Erfolgsbilanz des Virtual Vehicle

06.05.2014

Das Virtual Vehicle, Österreichs größtes K2-Forschungszentrum mit über 200 MitarbeiterInnen und mehr als 100 Partnern weltweit, legte mit 22 Millionen Euro Umsatz seine Erfolgsbilanz für 2013 vor.

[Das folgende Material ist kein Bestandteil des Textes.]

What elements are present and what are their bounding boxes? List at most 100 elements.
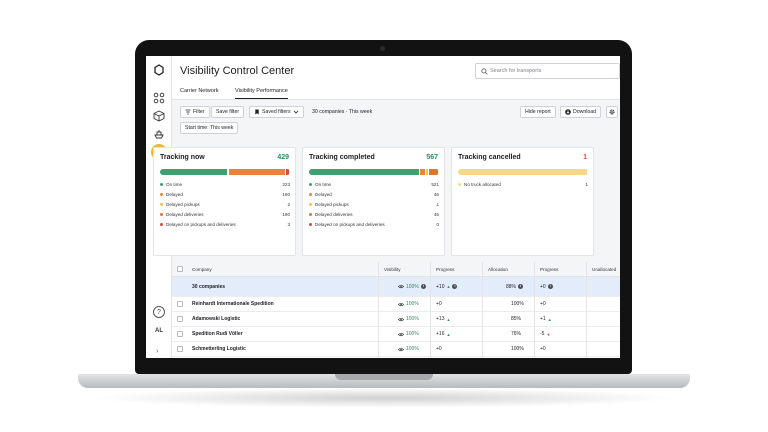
help-icon[interactable]: ?	[153, 306, 165, 318]
legend-dot	[309, 192, 312, 196]
header-unallocated[interactable]: Unallocated	[592, 267, 617, 272]
status-card: Tracking cancelled 1 No truck allocated 1	[451, 147, 594, 256]
legend-label: Delayed deliveries	[315, 211, 353, 217]
visibility: 100%	[398, 327, 419, 341]
header-allocation[interactable]: Allocation	[488, 267, 508, 272]
column-divider	[482, 262, 483, 358]
visibility-value: 100%	[406, 301, 419, 307]
total-company-value: 30 companies	[192, 283, 226, 290]
bar-segment	[426, 169, 429, 175]
table-header: Company Visibility Progress Allocation P…	[172, 262, 620, 277]
table-total-row[interactable]: 30 companies 100% i +10 ▲ i 88% i +0 i	[172, 277, 620, 297]
company-name-value: Adamowski Logistic	[192, 316, 241, 322]
legend-row: No truck allocated 1	[458, 180, 588, 188]
eye-icon	[398, 302, 404, 306]
legend-value: 1	[585, 181, 588, 187]
gear-icon	[609, 109, 615, 115]
package-icon[interactable]	[151, 108, 167, 124]
total-progress-allocation-value: +0	[540, 283, 546, 290]
row-checkbox[interactable]	[177, 331, 183, 337]
progress-value: +16	[436, 331, 445, 337]
save-filter-label: Save filter	[216, 109, 240, 115]
legend-value: 223	[282, 181, 290, 187]
info-icon[interactable]: i	[452, 284, 458, 289]
hide-report-button[interactable]: Hide report	[520, 106, 556, 118]
app-screen: ? AL › Visibility Control Center Carrier…	[146, 56, 620, 358]
allocation-value: 100%	[511, 346, 524, 352]
legend-row: Delayed pickups 2	[160, 200, 290, 208]
toolbar: Filter Save filter Saved filters 30 comp…	[172, 100, 620, 136]
legend-row: Delayed 190	[160, 190, 290, 198]
hide-report-label: Hide report	[525, 109, 551, 115]
legend-label: Delayed on pickups and deliveries	[166, 221, 236, 227]
eye-icon	[398, 317, 404, 321]
header-progress-allocation[interactable]: Progress	[540, 267, 559, 272]
tab-visibility-performance[interactable]: Visibility Performance	[235, 88, 288, 99]
legend-value: 521	[431, 181, 439, 187]
legend-row: Delayed deliveries 190	[160, 210, 290, 218]
progress-allocation-value: -5	[540, 331, 545, 337]
table-row[interactable]: Spedition Rudi Völler 100% +16 ▲ 76% -5 ▼	[172, 327, 620, 342]
search-input[interactable]	[490, 65, 616, 77]
eye-icon	[398, 332, 404, 336]
info-icon[interactable]: i	[547, 284, 553, 289]
expand-sidebar-icon[interactable]: ›	[156, 348, 159, 355]
table-row[interactable]: Schmetterling Logistic 100% +0 100% +0	[172, 342, 620, 357]
settings-button[interactable]	[606, 106, 618, 118]
start-time-filter-chip[interactable]: Start time: This week	[180, 122, 239, 134]
total-allocation-value: 88%	[506, 283, 517, 290]
tab-carrier-network[interactable]: Carrier Network	[180, 88, 219, 94]
info-icon[interactable]: i	[420, 284, 426, 289]
bar-segment	[309, 169, 420, 175]
logo-icon[interactable]	[151, 62, 167, 78]
filter-button[interactable]: Filter	[180, 106, 210, 118]
legend-dot	[160, 222, 163, 226]
legend-dot	[160, 202, 163, 206]
total-progress-allocation: +0 i	[540, 277, 553, 296]
filter-icon	[185, 109, 191, 115]
bar-segment	[228, 169, 287, 175]
select-all-checkbox[interactable]	[177, 266, 183, 272]
column-divider	[378, 262, 379, 358]
progress-value: +0	[436, 301, 442, 307]
save-filter-button[interactable]: Save filter	[211, 106, 245, 118]
eye-icon	[398, 347, 404, 351]
legend-value: 46	[433, 191, 439, 197]
saved-filters-label: Saved filters	[262, 109, 291, 115]
download-button[interactable]: Download	[560, 106, 602, 118]
legend-row: Delayed on pickups and deliveries 0	[309, 220, 439, 228]
trend-down-icon: ▼	[546, 331, 551, 337]
progress-allocation: +1 ▲	[540, 312, 552, 326]
table-row[interactable]: Reinhardt Internationale Spedition 100% +0…	[172, 297, 620, 312]
progress: +16 ▲	[436, 327, 450, 341]
trend-up-icon: ▲	[547, 316, 552, 322]
download-icon	[565, 109, 571, 115]
ship-icon[interactable]	[151, 126, 167, 142]
legend-label: On time	[166, 181, 183, 187]
company-name-value: Schmetterling Logistic	[192, 346, 246, 352]
row-checkbox[interactable]	[177, 346, 183, 352]
legend-row: Delayed 46	[309, 190, 439, 198]
table-row[interactable]: Adamowski Logistic 100% +13 ▲ 85% +1 ▲	[172, 312, 620, 327]
header-progress[interactable]: Progress	[436, 267, 455, 272]
row-checkbox[interactable]	[177, 316, 183, 322]
header-visibility[interactable]: Visibility	[384, 267, 401, 272]
header-company[interactable]: Company	[192, 267, 212, 272]
start-time-chip-label: Start time: This week	[185, 125, 234, 131]
info-icon[interactable]: i	[518, 284, 524, 289]
trend-up-icon: ▲	[446, 331, 451, 337]
bar-segment	[160, 169, 228, 175]
network-icon[interactable]	[151, 90, 167, 106]
user-avatar[interactable]: AL	[155, 328, 163, 334]
bar-segment	[227, 169, 229, 175]
results-summary: 30 companies · This week	[312, 109, 373, 115]
laptop-shadow	[90, 388, 678, 408]
legend-dot	[309, 202, 312, 206]
column-divider	[430, 262, 431, 358]
row-checkbox[interactable]	[177, 301, 183, 307]
legend-dot	[309, 222, 312, 226]
legend-label: Delayed pickups	[166, 201, 200, 207]
search-box[interactable]	[475, 63, 620, 79]
saved-filters-dropdown[interactable]: Saved filters	[249, 106, 304, 118]
company-name-value: Spedition Rudi Völler	[192, 331, 243, 337]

Das Virtual Vehicle hat sich in der Automobilbranche als internationaler Vernetzer und Impulsgeber in Forschung und Entwicklung etabliert. Die Grazer steuern bereits mehrere wegweisende europäische Forschungsprojekte im Bereich der nachhaltigen Mobilität und starten nun in die zweite 5-Jahres-Forschunsphase des K2-Kompetenzzentrums. Sechs von sieben eingereichten großen EU-Forschungsprojekten unter der Führung des Virtual Vehicle wurden genehmigt, aktuell kooperieren über 80 Industriepartner (u.a. Audi, AVL, Bosch, BMW, Daimler, Doppelmayr, Magna Steyr, MAN, Porsche, Siemens oder Volkswagen), sowie neben der TU Graz 45 weltweite universitäre Forschungsinstitute. „Wir sind bei zentralen Themen wie automatisiertes Fahren, integrale Sicherheit oder Energie-Effizienz ein gefragter Partner, der mit neuen Ideen Innovationen vorantreibt“, so Jost Bernasch, Geschäftsführer des Virtual Vehicle.